Wednesday, June 22, 2011

Sake-steamed chicken with togarashi soy sauce mayonnaise 酒蒸し鶏肉の唐辛子醤油マヨネーズ

This is just another way to serve "sakamushi" 酒蒸し or sake steamed chicken. I just sliced sakamushi chicken breast and served it with a mixture of 7 flavored Japanese red pepper flakes 七味唐辛子, soy sauce and mayonnaise (actually I did not mix it, you need to mix it before dipping.) It looks like lots of red pepper but mayo dampens the heat.

This mayonnaise concoction reminds me of my old drinking days in Susukino 薄野, Sapporo. Many bars served grilled semi-dried "Komai*" fish with this mayo. I remember in the bars which had hostesses, they carefully removed the meat from the fish and dipped it in the mayonnaise concoction and fed you (you paid dearly for the attention, of course).

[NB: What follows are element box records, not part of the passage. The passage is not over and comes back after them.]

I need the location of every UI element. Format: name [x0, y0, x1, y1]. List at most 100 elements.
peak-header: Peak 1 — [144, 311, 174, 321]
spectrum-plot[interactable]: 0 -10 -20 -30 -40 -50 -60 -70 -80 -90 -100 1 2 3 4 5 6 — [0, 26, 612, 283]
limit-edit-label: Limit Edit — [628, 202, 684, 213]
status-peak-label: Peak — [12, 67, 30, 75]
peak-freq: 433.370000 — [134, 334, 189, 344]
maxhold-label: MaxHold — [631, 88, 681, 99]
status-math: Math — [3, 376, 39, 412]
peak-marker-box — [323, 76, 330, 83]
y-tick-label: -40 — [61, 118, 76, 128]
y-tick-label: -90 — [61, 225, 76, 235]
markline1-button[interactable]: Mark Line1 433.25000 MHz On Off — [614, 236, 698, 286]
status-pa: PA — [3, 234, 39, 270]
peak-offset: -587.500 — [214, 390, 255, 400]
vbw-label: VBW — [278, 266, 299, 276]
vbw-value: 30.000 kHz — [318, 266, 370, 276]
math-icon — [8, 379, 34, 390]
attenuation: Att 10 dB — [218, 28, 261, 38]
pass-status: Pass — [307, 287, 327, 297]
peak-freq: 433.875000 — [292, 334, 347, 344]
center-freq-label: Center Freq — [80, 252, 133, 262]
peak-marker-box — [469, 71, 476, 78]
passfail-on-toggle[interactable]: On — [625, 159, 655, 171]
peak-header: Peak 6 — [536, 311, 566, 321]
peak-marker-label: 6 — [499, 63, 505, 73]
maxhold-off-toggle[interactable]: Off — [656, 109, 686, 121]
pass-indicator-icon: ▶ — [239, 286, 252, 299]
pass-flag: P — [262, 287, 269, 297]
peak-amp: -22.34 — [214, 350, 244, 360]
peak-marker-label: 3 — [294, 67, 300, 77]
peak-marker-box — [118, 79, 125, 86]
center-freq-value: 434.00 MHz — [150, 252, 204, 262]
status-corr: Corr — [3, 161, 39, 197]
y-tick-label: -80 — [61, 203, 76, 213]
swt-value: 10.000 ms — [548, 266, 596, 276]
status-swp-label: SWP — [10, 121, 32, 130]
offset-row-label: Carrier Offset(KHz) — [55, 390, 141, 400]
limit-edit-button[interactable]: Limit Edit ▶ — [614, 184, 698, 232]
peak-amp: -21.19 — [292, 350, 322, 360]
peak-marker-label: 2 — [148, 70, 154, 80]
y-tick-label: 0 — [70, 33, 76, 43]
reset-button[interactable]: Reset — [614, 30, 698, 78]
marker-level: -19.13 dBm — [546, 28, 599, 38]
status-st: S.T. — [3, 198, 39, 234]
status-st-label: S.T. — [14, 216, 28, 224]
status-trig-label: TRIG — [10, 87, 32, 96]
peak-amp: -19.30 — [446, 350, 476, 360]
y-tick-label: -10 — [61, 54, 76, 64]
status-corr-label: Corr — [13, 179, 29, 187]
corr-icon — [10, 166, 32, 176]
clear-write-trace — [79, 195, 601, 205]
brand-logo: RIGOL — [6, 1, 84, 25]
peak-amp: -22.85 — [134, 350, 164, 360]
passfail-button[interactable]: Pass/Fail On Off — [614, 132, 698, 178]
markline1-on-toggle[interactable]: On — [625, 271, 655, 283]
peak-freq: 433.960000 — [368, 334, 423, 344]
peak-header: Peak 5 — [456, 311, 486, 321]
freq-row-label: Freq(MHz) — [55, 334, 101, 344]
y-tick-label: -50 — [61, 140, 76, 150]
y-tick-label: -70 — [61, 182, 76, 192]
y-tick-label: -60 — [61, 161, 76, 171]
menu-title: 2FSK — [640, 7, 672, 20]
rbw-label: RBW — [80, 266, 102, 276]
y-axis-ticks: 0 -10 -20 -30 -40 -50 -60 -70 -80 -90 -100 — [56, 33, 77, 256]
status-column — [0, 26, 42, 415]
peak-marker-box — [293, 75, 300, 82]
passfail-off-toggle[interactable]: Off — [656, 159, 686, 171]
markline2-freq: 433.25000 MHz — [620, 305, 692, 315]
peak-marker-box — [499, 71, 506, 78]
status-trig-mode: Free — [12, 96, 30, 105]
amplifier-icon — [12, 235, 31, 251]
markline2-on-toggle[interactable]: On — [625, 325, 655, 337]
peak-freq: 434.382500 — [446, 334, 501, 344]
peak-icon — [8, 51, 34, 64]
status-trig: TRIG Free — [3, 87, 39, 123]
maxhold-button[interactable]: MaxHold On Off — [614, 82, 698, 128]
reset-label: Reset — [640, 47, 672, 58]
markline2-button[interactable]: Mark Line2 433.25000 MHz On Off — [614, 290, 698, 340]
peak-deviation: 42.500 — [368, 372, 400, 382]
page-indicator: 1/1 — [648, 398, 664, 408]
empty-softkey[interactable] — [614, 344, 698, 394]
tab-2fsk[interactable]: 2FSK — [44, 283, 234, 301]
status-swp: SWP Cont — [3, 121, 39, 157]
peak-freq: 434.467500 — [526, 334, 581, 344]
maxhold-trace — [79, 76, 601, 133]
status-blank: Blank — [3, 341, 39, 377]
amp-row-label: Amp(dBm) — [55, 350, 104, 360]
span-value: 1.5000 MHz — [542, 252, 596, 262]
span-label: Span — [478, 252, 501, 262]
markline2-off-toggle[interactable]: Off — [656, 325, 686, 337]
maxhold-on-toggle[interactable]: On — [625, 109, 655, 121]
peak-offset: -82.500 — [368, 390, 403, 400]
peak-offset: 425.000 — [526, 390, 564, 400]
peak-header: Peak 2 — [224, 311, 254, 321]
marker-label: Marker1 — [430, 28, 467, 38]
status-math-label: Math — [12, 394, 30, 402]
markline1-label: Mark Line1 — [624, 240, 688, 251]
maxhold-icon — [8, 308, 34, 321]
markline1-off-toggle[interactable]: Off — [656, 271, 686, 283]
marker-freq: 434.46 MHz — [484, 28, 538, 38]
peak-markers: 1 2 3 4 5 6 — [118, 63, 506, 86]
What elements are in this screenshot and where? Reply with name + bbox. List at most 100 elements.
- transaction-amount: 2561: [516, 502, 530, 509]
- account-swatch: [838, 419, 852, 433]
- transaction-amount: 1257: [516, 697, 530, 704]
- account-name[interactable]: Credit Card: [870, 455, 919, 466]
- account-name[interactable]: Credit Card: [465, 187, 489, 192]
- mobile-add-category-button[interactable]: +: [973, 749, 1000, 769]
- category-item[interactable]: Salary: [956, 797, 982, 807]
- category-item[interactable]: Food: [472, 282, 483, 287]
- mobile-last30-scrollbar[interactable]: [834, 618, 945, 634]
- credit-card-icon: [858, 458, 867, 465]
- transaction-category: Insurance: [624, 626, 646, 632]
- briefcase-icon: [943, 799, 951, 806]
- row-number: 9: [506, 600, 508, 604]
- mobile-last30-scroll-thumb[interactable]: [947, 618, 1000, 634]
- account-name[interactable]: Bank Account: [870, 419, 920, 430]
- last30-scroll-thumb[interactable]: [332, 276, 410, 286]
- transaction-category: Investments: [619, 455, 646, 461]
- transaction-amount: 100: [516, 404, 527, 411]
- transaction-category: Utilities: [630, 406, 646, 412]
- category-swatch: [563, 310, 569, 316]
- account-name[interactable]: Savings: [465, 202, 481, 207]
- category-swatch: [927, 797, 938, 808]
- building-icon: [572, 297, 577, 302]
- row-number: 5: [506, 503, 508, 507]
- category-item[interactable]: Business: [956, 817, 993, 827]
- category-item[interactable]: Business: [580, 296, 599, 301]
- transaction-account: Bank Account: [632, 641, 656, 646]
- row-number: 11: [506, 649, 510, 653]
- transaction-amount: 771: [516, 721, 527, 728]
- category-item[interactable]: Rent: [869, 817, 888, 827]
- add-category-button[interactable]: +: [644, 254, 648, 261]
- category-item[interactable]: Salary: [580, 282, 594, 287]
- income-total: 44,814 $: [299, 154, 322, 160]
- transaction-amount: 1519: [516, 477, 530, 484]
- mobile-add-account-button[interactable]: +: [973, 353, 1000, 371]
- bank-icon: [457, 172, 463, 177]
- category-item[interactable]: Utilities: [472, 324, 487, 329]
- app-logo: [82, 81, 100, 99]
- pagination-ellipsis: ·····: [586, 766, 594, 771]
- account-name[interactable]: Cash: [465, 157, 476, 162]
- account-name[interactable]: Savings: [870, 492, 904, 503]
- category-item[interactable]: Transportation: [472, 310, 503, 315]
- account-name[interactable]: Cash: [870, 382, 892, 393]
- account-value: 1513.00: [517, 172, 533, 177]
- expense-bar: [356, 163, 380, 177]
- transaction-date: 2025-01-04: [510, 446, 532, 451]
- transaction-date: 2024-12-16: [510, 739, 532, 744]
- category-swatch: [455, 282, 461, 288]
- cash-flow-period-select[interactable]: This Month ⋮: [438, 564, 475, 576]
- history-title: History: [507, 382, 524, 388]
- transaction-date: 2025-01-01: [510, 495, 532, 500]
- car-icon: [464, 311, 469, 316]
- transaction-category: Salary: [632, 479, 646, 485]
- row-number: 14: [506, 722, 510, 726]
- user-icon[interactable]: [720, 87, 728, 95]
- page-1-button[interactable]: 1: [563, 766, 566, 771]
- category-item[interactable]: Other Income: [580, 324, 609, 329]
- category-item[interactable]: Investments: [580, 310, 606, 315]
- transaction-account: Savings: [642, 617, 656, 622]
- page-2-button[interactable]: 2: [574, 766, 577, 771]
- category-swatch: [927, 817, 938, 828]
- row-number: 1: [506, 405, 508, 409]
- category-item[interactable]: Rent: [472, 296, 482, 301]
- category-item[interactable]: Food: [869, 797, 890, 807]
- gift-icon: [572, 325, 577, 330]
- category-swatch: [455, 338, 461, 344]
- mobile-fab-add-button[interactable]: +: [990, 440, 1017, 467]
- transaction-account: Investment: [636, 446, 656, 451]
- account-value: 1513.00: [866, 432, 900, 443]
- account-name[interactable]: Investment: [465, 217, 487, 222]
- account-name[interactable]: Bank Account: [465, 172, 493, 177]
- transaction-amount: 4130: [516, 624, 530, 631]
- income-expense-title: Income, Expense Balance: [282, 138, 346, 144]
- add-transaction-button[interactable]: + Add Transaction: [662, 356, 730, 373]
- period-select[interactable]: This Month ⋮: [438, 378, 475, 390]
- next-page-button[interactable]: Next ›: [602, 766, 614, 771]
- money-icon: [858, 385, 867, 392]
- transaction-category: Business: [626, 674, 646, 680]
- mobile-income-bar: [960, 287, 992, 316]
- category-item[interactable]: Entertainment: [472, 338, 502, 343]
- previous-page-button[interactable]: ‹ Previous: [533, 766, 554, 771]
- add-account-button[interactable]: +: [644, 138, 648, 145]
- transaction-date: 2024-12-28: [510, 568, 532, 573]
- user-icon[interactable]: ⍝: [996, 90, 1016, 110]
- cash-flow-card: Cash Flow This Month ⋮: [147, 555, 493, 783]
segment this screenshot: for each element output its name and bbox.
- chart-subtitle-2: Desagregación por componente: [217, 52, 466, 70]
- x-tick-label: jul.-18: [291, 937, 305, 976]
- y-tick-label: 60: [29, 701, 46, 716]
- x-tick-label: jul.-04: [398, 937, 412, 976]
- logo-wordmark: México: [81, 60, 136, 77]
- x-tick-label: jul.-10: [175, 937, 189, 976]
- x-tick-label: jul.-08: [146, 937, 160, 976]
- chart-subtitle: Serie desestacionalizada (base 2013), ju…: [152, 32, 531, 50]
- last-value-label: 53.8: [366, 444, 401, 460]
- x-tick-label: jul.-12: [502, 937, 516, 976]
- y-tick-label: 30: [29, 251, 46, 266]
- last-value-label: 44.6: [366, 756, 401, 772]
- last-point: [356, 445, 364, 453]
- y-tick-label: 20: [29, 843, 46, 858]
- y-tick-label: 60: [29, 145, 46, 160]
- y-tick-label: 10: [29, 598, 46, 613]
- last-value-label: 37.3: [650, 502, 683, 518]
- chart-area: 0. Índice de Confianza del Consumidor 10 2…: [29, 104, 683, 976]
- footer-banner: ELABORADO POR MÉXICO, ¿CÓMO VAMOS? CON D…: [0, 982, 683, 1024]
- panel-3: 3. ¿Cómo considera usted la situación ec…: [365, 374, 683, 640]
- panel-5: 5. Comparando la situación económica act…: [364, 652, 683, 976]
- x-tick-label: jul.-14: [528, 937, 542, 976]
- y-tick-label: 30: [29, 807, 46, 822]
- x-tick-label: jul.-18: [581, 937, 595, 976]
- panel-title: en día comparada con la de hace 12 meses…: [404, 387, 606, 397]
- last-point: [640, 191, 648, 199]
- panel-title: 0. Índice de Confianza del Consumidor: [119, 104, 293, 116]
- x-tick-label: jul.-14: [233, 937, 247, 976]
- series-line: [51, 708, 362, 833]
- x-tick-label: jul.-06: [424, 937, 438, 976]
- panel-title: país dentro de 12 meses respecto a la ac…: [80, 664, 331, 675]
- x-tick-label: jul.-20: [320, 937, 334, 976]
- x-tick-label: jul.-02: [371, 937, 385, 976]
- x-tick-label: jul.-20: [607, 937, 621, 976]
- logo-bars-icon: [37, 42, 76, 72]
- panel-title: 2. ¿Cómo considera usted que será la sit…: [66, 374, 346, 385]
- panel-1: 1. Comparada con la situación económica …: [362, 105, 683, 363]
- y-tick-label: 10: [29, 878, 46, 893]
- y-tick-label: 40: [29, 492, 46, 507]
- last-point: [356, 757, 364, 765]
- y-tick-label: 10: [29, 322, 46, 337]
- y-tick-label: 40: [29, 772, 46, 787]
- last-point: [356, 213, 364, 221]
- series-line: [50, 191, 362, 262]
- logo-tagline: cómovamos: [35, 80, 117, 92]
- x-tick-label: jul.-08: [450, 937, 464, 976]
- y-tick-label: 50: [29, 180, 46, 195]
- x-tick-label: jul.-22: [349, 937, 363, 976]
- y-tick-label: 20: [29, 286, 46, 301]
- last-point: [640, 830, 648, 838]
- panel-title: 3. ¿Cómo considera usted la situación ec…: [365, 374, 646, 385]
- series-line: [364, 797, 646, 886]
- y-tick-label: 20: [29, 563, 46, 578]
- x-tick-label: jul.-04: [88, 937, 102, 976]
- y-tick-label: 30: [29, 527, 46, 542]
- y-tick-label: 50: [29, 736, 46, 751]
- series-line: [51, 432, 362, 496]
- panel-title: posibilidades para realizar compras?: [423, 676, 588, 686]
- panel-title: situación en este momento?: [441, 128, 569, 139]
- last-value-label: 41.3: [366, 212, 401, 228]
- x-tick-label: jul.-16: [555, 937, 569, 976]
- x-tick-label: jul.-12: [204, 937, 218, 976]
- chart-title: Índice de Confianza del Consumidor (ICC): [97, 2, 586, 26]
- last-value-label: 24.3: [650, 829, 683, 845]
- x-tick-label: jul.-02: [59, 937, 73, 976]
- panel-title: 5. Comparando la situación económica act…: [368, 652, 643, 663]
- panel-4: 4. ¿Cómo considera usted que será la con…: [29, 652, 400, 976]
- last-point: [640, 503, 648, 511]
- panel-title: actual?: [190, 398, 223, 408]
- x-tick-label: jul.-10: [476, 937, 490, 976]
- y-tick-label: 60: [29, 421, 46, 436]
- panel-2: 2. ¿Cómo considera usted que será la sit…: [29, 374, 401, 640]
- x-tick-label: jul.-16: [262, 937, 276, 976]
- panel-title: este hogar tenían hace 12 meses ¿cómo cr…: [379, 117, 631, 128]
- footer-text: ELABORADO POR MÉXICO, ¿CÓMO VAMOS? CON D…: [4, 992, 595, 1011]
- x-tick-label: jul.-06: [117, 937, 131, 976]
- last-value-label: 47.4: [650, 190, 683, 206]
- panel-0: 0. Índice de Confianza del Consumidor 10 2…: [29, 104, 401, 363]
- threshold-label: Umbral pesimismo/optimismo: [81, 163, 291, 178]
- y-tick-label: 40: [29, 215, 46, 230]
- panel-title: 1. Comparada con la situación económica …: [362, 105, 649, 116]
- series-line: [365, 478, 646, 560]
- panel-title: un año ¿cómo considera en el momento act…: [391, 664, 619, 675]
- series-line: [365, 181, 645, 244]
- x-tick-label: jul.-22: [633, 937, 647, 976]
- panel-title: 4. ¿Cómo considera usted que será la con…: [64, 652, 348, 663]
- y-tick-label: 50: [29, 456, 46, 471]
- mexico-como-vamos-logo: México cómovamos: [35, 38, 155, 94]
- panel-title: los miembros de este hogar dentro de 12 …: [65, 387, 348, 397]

Komai こまい is a small fish which belongs to the cod family. The best season is in the coldest time of the winter in Hokkaido and traditionally fished by a net under the ice (after breaking the surface ice, of course). Thus, the kanji letter for this fish is 氷下魚 meaning under-the-ice fish. This appears to be rather peculiar to Hokkaido and was (at least when I was there) one of the popular drinking snacks in bars and drinking places in Sapporo. This is not unlike shishamo ししゃも and Hokkadoian (or Hokkaidoites?, an erudite English speaker will have to tell me which.) appear to like small semi-dried fish as a drinking snack.

In any case, I do not think I can find "komai" around here but this mayo concoction worked well with sakamush chicken.


Jon said...

I had a large piece of dried komai hanging in my kitchen until it got too smelly and I disposed of it. Still feel guilty about that, but the weather got too warm to grill it and eat it with kanzake.

Uncle N said...

This story sounds like an episode in "Shogun" where the English-man-tuned-Samurai hung local game birds to mature in the kitchen. He somehow forgot these maturing game birds were still hanging. After few weeks, Chief of the Japanese household staff has to take down and bury them because of the awful smell and then offered to commit "seppuku" for defying the master's order.

I am impressed that you enjoy komai with hot sake; a true sign of komai connoisseur.